Kale sebenarnya sadar jika dirinya merasa bahagia saat bersama Nathan. Tetapi logikanya berkata lain, tak seharusnya ia membuang-buang waktu dengan bermain-main dengan cinta.

“Enggak,” jawab Kale dingin dengan mendorong tubuh Nathan menjauh. “Gue udah pernah bilang kan? Jangan berharap banyak sama gue, Than.”

“Berharap banyak gimana? Kan lo suka gue, gue suka lo.”

“Gue ga suka sama lo.”

“Kemaren lo bilang suka gue, Kal.”

“Waktu itu biar lo cepetan diem.” Kale membuah jauh-jauh pandangannya.

Nathan dibuat begitu bingung oleh perkataan Kale tadi. Dirinya mulai mengusap wajahnya kasar dan menarik rambutnya kebelakang.

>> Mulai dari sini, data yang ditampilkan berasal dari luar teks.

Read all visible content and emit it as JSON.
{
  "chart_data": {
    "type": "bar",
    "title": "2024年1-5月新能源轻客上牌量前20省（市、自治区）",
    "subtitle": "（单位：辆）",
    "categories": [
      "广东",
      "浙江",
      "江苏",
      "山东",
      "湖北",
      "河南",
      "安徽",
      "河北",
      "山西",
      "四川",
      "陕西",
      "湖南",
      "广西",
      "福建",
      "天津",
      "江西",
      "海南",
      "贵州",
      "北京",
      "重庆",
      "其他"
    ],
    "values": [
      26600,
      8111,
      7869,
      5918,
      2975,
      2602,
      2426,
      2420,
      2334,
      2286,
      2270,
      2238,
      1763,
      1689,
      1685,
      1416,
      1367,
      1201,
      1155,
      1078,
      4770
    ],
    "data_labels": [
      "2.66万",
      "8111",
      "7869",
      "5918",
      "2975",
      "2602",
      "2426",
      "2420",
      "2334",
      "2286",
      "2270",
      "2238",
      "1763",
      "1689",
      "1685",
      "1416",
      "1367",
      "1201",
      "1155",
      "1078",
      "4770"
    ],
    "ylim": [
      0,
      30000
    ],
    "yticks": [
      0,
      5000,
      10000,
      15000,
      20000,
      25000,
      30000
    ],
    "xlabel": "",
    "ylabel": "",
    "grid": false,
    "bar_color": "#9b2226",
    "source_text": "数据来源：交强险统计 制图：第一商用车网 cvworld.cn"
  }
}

Ia merasa frustasi.

“Gue ga paham sama lo, Kal... Lo bener-bener beda dari perempuan lain.”

“Iya gue emang beda, gue satu-satunya perempuan yang berani nolak lo, kan?” ucap Kale dengan melangkah mundur, kembali menarik garis jarak di antara mereka. “Just give up on me, Than. Ga ada yang bisa lo dapetin dari gue. Mending lo pulang sebelum hujannya makin deres.”

“Kenapa sih lo selalu lari tiap kali gue kejar?”

“Gue ga lari, dari awal gue udah bilang jangan ber—”

“Kalo gue ga boleh berharap banyak sama lo, kenapa selama ini lo kasih gue harapan?!” Nathan yang geram merasa dipermainkan tanpa sadar membentak perempuan itu.

Lagi, hujan yang turun ke bumi kembali menjadi saksi bisu atas penolakan Kale pada perasaan Nathan.

Mungkin sebenarnya semesta mempertemukan keduanya hanya untuk saling berbagi tawa, tidak untuk menjadi teman hidup hingga akhir masa.